Summer is ending, and Halloween will be here before we know it. Imagining all those sugary treats brings to mind one of the most important reasons to get an eye exam: checking for diabetes-related eye disease.
Diabetes is a metabolic disorder in which there is a high blood sugar level over a long period and that can cause damage throughout the body, including the eyes. Diabetic retinopathy is a condition that occurs in people who have diabetes. It causes progressive damage to the retina, the light-sensitive lining at the back of the eye. Diabetic retinopathy is a serious sight-threatening complication of diabetes.
Over time, diabetes damages the blood vessels in the retina. Diabetic retinopathy occurs when these tiny blood vessels leak blood and other fluids. This causes the retinal tissue to swell, resulting in cloudy or blurred vision. The condition usually affects both eyes. The longer a person has diabetes, the more likely they will develop diabetic retinopathy. If left untreated, diabetic retinopathy can cause blindness.
Symptoms of diabetic retinopathy include:
• Seeing spots or floaters
• Blurred vision
• Having a dark or empty spot in the center of your vision
• Difficulty seeing well at night
When people with diabetes experience long periods of high blood sugar, fluid can accumulate in the lens inside the eye that controls focusing. This changes the curvature of the lens, leading to blurred vision.

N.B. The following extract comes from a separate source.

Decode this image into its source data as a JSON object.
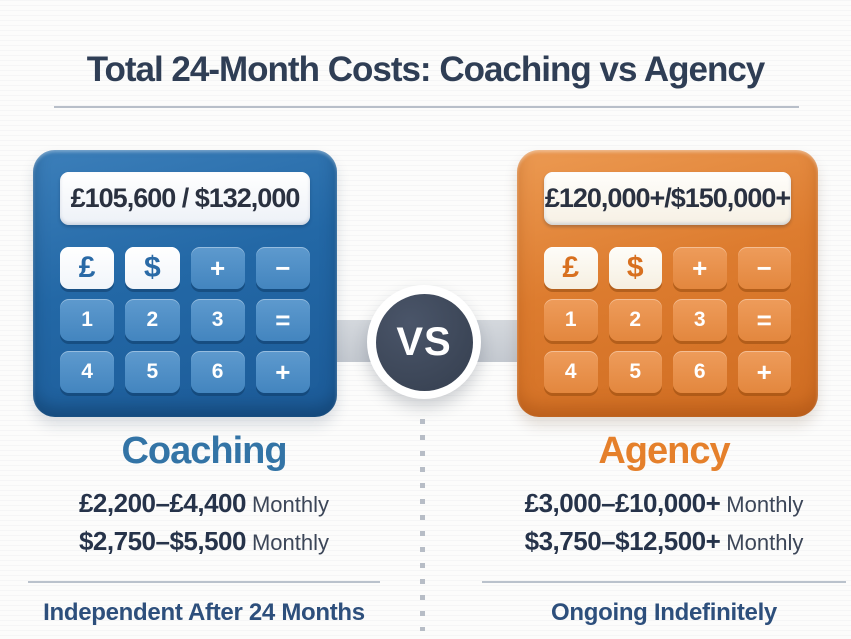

However, once blood sugar levels are controlled, blurred distance vision will improve. Patients with diabetes who can better control their blood sugar levels will slow the onset and progression of diabetic retinopathy.
Often the early stages of diabetic retinopathy have no visual symptoms. That is why the American Optometric Association recommends that everyone with diabetes have a comprehensive dilated eye examination once a year. Early detection and treatment can limit the potential for significant vision loss from diabetic retinopathy.
Treatment of diabetic retinopathy varies depending on the extent of the disease. People with diabetic retinopathy may need laser surgery to seal leaking blood vessels or to discourage other blood vessels from leaking. An eye doctor might need to inject medications into the eye to decrease inflammation or stop the formation of new blood vessels. People with advanced cases of diabetic retinopathy might need a surgical procedure to remove and replace the gel-like fluid in the back of the eye, called the vitreous. Surgery may also be needed to repair a retinal detachment. This is a separation of the light-receiving lining in the back of the eye.
If you are diabetic, you can help prevent or slow the development of diabetic retinopathy by:
• Taking your prescribed medication
• Sticking to your diet
• Exercising regularly
• Controlling high blood pressure
• Avoiding alcohol and smoking
So, eat less doughnuts and hit the gym a little more often. You will be happy you did later.